Buleleng plans to develop marine park

Written by on June 18, 2012 in Bali Environment with 0 Comments

Buleleng plans to develop marine park



Buleleng regency in north Bali has an incredible 14,000 hectares of marine sites in three areas in Gerokgak, Lovina and Tejakula that could be developed into marine parks.

Abdul Manaf, head of marine conservation at Buleleng fishery and marine office, told the Bali Daily on the sidelines of a three-day workshop here in Singaraja, that the planned underwater sites would be managed by local communities and fishermen.

Gerokgak (west of Singaraja) has been recognized as one of the regency’s most prolific fishing hatchery centers, as well as the largest marine ornamental fish collection area in Bali. Around 500 collectors and 40 coral and ornamental fish exporters are reported to operate here, harvesting more than 200 species of ornamental fish for commercial purposes.

Lovina beach is renowned for its dolphins and miraculous underwater habitat. However, the uncontrolled development of tourist facilities, as well as an electricity power plant, will likely affect the marine life there.

Meanwhile Tejakula old fishing village, east of Singaraja, has already established a community-based marine ecotourism and marine management site since 2004.

“We have invited numerous marine experts to provide capacity building training on how to manage a community-based marine park,” Manaf said.

Four organizations — Conservancy International (CI), Reef Check, Yayasan Alam Indonesia Lestari (LINI) and Yayasan Sekala, have been actively training government officials, members of the community and fishermen in the management and conservation of marine parks.

Buleleng regional administration issued a marine spatial plan and conservation zone on August 22, 2011.

“This is real follow-up action to the plan and it also reflects our strong commitment to preserving and conserving marine assets,” said Manaf.

The three-day training included planning and managing marine sites.

Hadir Reinhart from Conservancy International expected that the training would equip participants with knowledge on creating concepts for marine management and how to apply the concepts in their respective properties.

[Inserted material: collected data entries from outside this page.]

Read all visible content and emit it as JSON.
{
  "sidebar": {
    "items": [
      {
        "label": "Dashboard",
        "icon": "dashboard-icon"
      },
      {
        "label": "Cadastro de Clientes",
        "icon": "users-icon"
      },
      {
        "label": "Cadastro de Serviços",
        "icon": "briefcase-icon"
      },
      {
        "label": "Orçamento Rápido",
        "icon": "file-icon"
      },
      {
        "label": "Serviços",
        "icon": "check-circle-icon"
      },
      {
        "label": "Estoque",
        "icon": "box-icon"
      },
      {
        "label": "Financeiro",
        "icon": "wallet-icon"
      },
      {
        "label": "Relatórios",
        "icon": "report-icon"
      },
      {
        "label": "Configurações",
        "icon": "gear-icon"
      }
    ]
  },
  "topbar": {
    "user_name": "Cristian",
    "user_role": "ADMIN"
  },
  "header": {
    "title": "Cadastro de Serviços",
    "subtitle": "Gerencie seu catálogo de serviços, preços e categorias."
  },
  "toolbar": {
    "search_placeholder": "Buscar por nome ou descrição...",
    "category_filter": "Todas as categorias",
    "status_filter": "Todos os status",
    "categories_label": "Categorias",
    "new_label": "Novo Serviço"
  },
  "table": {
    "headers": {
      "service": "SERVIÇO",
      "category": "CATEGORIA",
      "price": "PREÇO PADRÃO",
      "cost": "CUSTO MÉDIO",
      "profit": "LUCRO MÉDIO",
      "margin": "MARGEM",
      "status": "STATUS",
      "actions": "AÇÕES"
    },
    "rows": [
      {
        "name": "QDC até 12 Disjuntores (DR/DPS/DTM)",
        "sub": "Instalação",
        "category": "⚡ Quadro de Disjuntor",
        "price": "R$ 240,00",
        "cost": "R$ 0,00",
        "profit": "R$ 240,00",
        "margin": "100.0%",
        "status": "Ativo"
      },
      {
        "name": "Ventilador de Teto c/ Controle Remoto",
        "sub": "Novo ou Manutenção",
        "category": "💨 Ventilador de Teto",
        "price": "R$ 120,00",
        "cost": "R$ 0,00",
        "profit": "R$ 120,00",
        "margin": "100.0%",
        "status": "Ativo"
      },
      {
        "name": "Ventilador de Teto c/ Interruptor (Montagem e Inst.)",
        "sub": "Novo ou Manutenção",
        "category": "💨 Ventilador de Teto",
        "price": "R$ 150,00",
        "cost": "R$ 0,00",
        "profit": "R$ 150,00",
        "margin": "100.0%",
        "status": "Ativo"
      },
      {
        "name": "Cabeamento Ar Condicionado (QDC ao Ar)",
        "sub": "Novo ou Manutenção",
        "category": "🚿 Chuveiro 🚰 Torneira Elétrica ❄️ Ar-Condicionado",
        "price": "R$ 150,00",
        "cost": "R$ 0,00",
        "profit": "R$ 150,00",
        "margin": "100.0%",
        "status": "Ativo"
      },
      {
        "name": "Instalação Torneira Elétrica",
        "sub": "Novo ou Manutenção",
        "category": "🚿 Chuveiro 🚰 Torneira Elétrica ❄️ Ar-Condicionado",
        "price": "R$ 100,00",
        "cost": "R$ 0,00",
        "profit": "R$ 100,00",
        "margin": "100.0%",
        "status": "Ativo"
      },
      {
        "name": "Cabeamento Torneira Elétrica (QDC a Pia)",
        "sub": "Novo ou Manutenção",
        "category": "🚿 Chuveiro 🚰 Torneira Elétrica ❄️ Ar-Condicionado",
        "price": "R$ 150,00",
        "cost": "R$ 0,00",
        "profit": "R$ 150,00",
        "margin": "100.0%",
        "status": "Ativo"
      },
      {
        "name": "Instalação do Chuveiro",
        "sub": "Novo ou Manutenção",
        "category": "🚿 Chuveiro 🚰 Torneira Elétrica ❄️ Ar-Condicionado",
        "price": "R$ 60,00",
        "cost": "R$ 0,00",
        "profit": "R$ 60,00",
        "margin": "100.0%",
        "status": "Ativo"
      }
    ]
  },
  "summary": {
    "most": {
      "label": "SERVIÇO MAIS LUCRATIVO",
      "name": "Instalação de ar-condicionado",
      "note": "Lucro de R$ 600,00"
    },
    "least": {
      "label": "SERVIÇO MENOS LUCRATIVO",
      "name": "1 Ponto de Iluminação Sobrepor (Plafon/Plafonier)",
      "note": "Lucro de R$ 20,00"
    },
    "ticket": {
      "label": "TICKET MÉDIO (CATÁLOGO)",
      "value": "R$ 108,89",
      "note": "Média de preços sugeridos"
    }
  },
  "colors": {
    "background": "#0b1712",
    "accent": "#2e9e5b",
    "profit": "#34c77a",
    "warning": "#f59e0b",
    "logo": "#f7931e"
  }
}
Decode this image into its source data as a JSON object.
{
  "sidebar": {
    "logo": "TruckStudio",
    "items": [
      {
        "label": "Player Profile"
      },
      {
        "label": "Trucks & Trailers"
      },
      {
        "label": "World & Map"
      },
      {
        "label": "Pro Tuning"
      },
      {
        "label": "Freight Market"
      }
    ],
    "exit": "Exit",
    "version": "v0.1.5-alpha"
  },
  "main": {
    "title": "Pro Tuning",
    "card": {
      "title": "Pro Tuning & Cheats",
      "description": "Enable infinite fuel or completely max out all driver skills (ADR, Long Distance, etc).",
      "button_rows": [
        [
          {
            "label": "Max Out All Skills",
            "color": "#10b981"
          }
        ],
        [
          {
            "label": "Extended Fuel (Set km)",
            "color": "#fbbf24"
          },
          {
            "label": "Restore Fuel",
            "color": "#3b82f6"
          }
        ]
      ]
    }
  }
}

It is a collaborative effort among government, community, scientists, non-governmental organizations and other external parties. But it is the community that will handle, manage and conserve the marine sites. Training was also conducted to equip participants with knowledge on ecological monitoring and community-based coastal and marine resource conservation, as well as on how to conduct field surveys, document data and manage protected areas based on monitoring and evaluation results.

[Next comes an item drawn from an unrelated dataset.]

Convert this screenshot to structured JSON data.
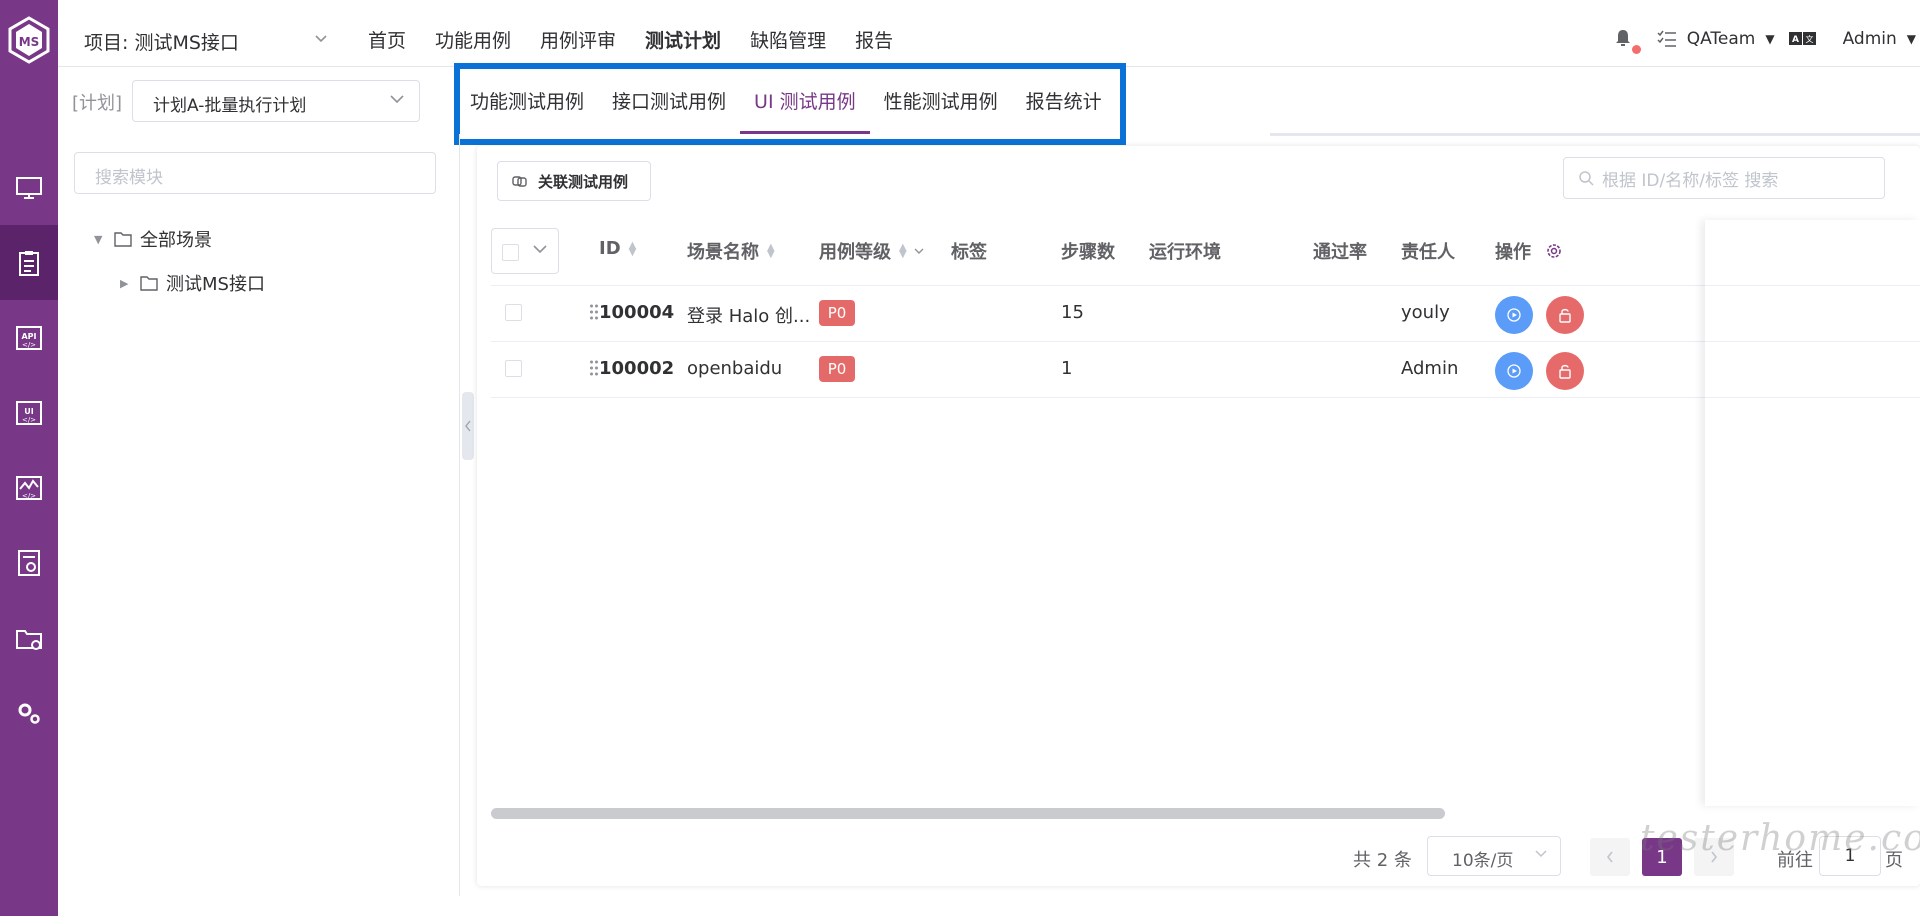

He said that this training formalized the efforts made by community members in Pemuteran, Bon Dalem and Les villages.

“The people in these villages have been conserving their underwater and coastal areas since the 1990s,” he added.

Tejakula village, one of the oldest fishing villages in Buleleng, has already involved its community in underwater conservation.

“With their continuing conservation work, Tejakula is now becoming the island’s most important center for tropical and aquarium fish,” he added.

The upcoming marine management concept will strongly emphasize the involvement of local villagers. “It is designed to benefit local residents and their natural marine properties,” he added.

If successful, the community-based marine park management scheme would be replicated in other villages in Buleleng regency.